Shana O. Kelley教授(写真はKelley研究室のページより。)
本記事で取り上げる論文はこちら。
“Tracking the dynamics of circulating tumour cell phenotypes using nanoparticle-mediated magnetic ranking”
Poudineh, M.; Aldridge, P. M.; Ahmed, S.; Green, B. J.; Kermanshah, L.; Nguyen, V.; Tu, C.; Mohamadi, R. M.; Nam, R. K.; Hansen, A.; Sridhar, S. S.; Finelli, A.; Fleshner, N. E.; Joshua, A. M.; Sargent, E. H.; Kelley, S. O.

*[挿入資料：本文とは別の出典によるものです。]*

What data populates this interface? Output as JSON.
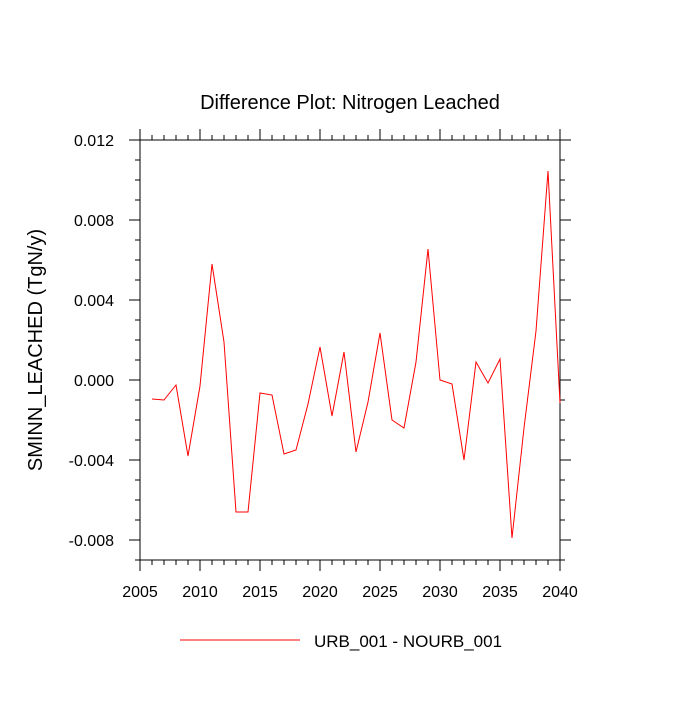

Nat. Nanotechnol. 2017, 12, 274.
1. 研究背景
CTC(血中循環腫瘍細胞、circulating tumor cell)という言葉をご存知でしょうか?
これは、ガン化した組織から遊離して、血液の中を循環しているガン細胞のことです。[1, 2]
ガン細胞は、組織から離れ血管内に入ると、ほとんどが自己免疫系によって攻撃され、死滅してしまうのですが、ごく少数が生き残り、ppb(10億分の1)の濃度で血中を循環します。このCTCは、ガンの転移にも関わると考えられており、CTC上に発現しているバイオマーカーや、遺伝子変異などの研究が盛んに進められています。
しかしながら、CTCは血液10 mL中に数個~数十個ほどしか存在しないため、他の血中細胞が多数含まれる血液サンプルからCTCを選択的に取り出すことはとても困難です。バイオの分野では、蛍光標識を利用して細胞を選別するFACS (fluorescence activated cell sorting) という手法がよく用いられますが、血中のCTCを選別できるほどの感度や分解能はありません。
2. 磁性ナノ粒子による細胞の捕捉
そこで、Kelly教授らのグループは磁性ナノ粒子を用いてCTCを選別する手法(MagRC, magnetic ranking cytometry)を開発しました。
用いられた手法は以下の通りです。
- 血液中のガン細胞を、抗体つき磁性ナノ粒子で標識する。
- マイクロ流体デバイス(図2)に血液サンプルを流す。
- 流路にあるX型の構造(黄)により、細胞が捕捉・選別される。
この手法の鍵となるのは、マイクロ流体デバイス内に作られた構造です。X型の構造(図2, 黄)の中心には、ニッケルでできたマイクロ磁石が配置されており、細胞上の磁性ナノ粒子と相互作用します。このマイクロ磁石の大きさを、流路の入り口から出口にかけて大きくしていくことで、細胞と流路の相互作用をコントロールすることができます。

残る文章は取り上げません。